Some bigwigs feel as if they’re watching a rerun. ”You can set your clock every four years for Washington to attack the world of Hollywood and TV,” says a former network president. One TV producer thinks industry honchos ”won’t change the programming because they know this will be over in three months, and it takes nine months to get programming through the pipeline. By then, this will be over.”

Ken Paulson, executive director of the First Amendment Center at Vanderbilt University, believes this congressional activity is mere nip service: ”Look at the Tipper Gore hearings [in the mid-’80s]. What came of that? Rap is as aggressive in content as ever.”

Such skepticism comes as no surprise to Michael Copps of the Federal Communications Commission (FCC), an agency famous for having more bark than bite: ”People don’t exactly quake in their boots about the FCC, but now they’re starting to perk up their ears a little bit, because they think there’s different sounds coming out of here — and there are.” Those sounds include a proposed bill — passed with wide bipartisan support by a congressional subcommittee — that would allow the FCC to raise indecency fines tenfold, to $275,000.

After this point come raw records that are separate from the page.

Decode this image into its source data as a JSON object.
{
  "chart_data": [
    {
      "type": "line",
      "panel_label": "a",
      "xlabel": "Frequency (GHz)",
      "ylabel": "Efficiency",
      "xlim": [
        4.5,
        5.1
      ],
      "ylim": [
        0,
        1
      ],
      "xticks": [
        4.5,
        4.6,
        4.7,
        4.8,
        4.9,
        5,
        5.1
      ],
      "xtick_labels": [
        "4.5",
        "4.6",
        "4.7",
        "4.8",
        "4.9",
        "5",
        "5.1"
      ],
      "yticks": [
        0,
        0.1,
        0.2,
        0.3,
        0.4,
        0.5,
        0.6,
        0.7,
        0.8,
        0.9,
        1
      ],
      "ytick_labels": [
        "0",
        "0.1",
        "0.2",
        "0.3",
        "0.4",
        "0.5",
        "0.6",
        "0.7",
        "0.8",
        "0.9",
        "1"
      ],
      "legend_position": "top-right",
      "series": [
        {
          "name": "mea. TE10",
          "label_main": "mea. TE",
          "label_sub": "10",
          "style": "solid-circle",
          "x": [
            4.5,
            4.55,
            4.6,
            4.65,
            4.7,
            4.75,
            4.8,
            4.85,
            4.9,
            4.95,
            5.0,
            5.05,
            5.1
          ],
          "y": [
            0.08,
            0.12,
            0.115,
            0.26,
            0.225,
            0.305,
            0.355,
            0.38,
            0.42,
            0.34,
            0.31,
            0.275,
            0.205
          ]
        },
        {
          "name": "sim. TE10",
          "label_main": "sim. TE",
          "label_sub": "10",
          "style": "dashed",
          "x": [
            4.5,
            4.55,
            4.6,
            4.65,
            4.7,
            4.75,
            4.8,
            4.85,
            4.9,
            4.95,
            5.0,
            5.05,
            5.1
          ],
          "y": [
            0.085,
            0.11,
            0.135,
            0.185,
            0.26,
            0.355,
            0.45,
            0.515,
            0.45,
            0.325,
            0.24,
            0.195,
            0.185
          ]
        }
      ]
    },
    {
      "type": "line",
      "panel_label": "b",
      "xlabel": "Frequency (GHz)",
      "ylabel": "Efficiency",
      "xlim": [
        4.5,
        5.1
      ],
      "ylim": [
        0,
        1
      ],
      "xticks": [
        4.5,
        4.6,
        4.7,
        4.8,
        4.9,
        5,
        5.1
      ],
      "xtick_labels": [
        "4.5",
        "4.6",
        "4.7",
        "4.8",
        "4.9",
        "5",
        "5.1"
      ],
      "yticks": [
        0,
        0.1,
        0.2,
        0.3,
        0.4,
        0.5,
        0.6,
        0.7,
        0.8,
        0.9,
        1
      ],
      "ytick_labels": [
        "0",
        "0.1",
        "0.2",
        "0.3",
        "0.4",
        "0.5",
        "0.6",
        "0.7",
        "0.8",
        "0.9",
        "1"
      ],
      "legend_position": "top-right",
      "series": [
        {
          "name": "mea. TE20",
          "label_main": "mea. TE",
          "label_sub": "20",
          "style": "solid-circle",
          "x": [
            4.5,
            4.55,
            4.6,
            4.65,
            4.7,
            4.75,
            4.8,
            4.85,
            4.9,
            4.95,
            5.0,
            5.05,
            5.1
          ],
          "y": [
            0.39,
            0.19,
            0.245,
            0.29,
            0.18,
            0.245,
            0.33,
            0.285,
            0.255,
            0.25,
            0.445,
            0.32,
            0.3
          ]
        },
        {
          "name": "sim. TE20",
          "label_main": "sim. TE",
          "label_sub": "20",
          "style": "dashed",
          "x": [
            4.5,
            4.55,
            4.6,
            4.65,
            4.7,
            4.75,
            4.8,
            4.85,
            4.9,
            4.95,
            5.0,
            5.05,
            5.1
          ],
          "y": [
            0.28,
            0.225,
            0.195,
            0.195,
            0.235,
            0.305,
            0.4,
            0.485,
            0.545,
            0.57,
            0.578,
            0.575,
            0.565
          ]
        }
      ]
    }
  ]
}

Copps would like to push even further. He maintains that the FCC, which is mandated to police only the broadcast airwaves, will soon be able to take on cable. ”If [cable networks] are running around blithely saying, ‘We’re exempt’ from regulations for indecency, I think they’re kidding themselves,” he says. But cable regulation may be too much for Congress. Rep. Fred Upton, the chairman of the House Subcommittee on Telecommunications and the Internet, who proposed this indecency bill two weeks before the Super Bowl, believes that cable may come up with a voluntary behavior code on its own. But, he adds, including cable in his indecency bill ”would probably raise some serious objections that could threaten [its] passage.”

The FCC’s ultimate threat has always been to revoke a network or radio station’s license, a red flag Copps and Upton both plan on raising more often…although at varying heights. ”Sending something to a license revocation hearing would convince folks that we’re serious,” says Copps. ”You only have to do that once or twice, and the level of our entertainment would probably go up strikingly.” Upton isn’t quite as steadfast: ”One of the things we may look at, if you’re a repeat offender, [is] a discussion about going through a license revocation proceeding — not necessarily happening, but at least sending it to a panel.”